The ordeal started on Nov. 20 when a court officer spotted Emma Coronel Aispuro using a cellphone in the courthouse, which she was not allowed to do. The U.S. Marshals Service then informed the court of the incident and added that they have observed her bringing four other cellphones into the courtroom and actively using them during the trial, according to the judge’s order.

In sidebar, Colon Miro explained that another defense attorney, Michael Lambert, gave El Chapo’s wife his phone to use Google Translate in the cafeteria, the judge’s order said.
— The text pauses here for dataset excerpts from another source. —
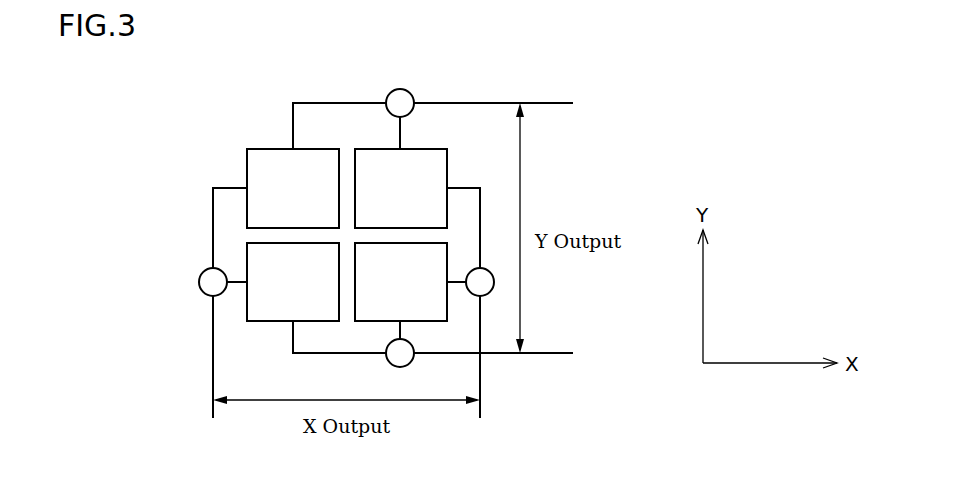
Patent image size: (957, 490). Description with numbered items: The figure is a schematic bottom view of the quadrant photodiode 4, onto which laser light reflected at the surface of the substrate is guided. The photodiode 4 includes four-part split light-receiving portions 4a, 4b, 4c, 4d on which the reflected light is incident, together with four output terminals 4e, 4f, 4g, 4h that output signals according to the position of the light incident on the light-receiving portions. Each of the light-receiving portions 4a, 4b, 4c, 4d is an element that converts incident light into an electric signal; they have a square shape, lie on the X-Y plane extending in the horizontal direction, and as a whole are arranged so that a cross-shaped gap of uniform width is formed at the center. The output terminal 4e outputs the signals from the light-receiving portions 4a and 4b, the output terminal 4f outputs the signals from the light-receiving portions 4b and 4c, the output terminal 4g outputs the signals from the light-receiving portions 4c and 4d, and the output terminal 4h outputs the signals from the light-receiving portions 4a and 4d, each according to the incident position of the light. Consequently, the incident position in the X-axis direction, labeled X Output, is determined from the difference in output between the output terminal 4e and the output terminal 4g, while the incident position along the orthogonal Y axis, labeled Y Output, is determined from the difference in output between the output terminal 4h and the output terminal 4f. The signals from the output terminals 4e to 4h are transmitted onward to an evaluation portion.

The photodiode 4 is at (199, 119).
The light-receiving portion 4a is at (268, 148).
The light-receiving portion 4b is at (268, 323).
The light-receiving portion 4c is at (428, 323).
The light-receiving portion 4d is at (427, 149).
The output terminal 4e is at (213, 350).
The output terminal 4f is at (560, 353).
The output terminal 4g is at (483, 410).
The output terminal 4h is at (547, 103).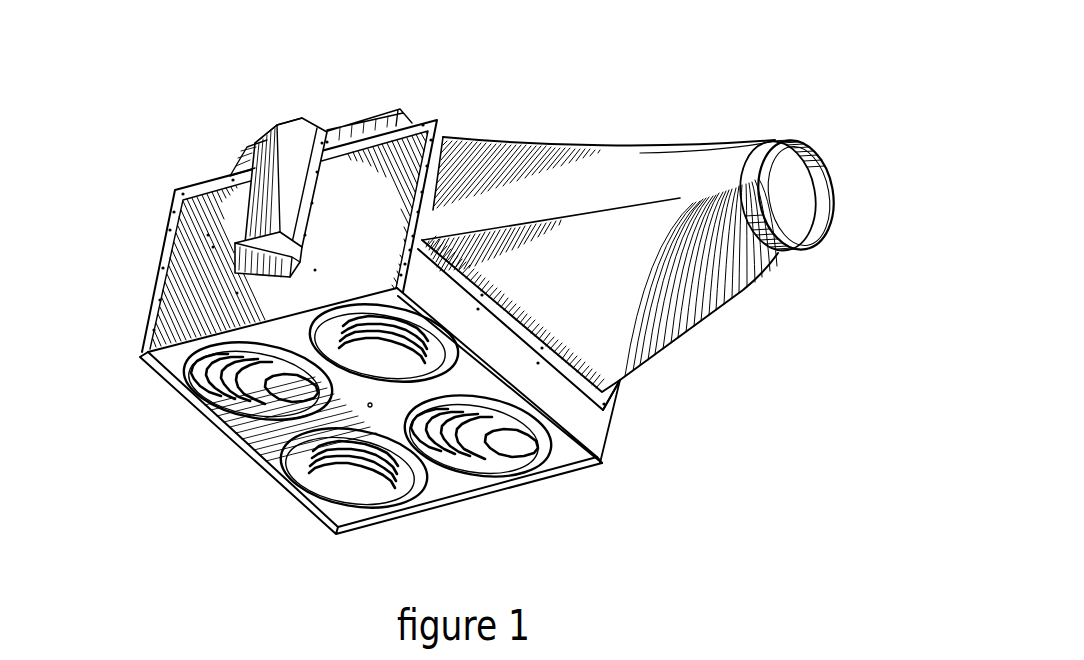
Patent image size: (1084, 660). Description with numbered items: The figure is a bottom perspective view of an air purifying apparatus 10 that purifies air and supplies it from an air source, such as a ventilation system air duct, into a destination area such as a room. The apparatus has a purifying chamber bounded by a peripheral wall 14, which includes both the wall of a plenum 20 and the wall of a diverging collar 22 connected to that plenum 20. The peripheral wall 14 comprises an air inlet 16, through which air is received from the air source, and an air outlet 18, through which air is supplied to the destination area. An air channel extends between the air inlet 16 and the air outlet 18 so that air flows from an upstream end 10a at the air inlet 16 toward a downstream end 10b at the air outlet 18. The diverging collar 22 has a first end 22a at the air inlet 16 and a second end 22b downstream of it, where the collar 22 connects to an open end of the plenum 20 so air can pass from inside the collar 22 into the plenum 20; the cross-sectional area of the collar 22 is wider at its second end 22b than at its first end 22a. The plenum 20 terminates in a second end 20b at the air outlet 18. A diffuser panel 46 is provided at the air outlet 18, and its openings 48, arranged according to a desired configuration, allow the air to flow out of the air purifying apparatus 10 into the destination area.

The air purifying apparatus 10 is at (697, 461).
The upstream end 10a is at (820, 213).
The downstream end 10b is at (240, 407).
The peripheral wall 14 is at (390, 167).
The air inlet 16 is at (800, 158).
The air outlet 18 is at (180, 393).
The plenum 20 is at (190, 250).
The second end 20b is at (268, 408).
The diverging collar 22 is at (547, 177).
The first end 22a is at (777, 143).
The second end 22b is at (453, 140).
The diffuser panel 46 is at (560, 452).
The openings 48 is at (480, 457).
The government then reviewed security footage from the courthouse and found that El Chapo’s wife had used a cellphone in the courthouse on Nov. 19 when she was alone, without defense attorneys nearby. Their explanations did not appease judge Cogan due to their inconsistencies.

“Defense counsel may not have any knowledge of how Ms. Coronel obtained a cellphone or why she was using it on Nov. 19th and 20th, 2018,” Cogan wrote. “But if that were true, the court does not understand why defense counsel did not just say so, and their omissions reflect poorly on them. Their failure to appreciate the seriousness of this issue is naïve at best.”

While Colon Miro may not bring a cellphone into the courthouse again, no actions were taken against El Chapo’s wife as prosecutors were forced to modify their original motion due to lack of evidence that she was contacting Guzman as prosecutors initially alleged.

The trial for the alleged drug kingpin is in its second month. Due to the high profile of the case, extra security measures have been in place throughout the trial. Magnetometers have been placed immediately outside the courtroom, people are banned from bringing electronics inside, and precautions have been taken to ensure the anonymity of the jurors and even some testifying witnesses.

Guzman is the alleged former head of the Sinaloa drug cartel. He’s been charged with using violence and intimidation to export thousands of pounds worth of drugs into the U.S. including in the Eastern District of New York where he is being tried. As part of the extradition agreement with Mexico, U.S. prosecutors cannot seek the death penalty.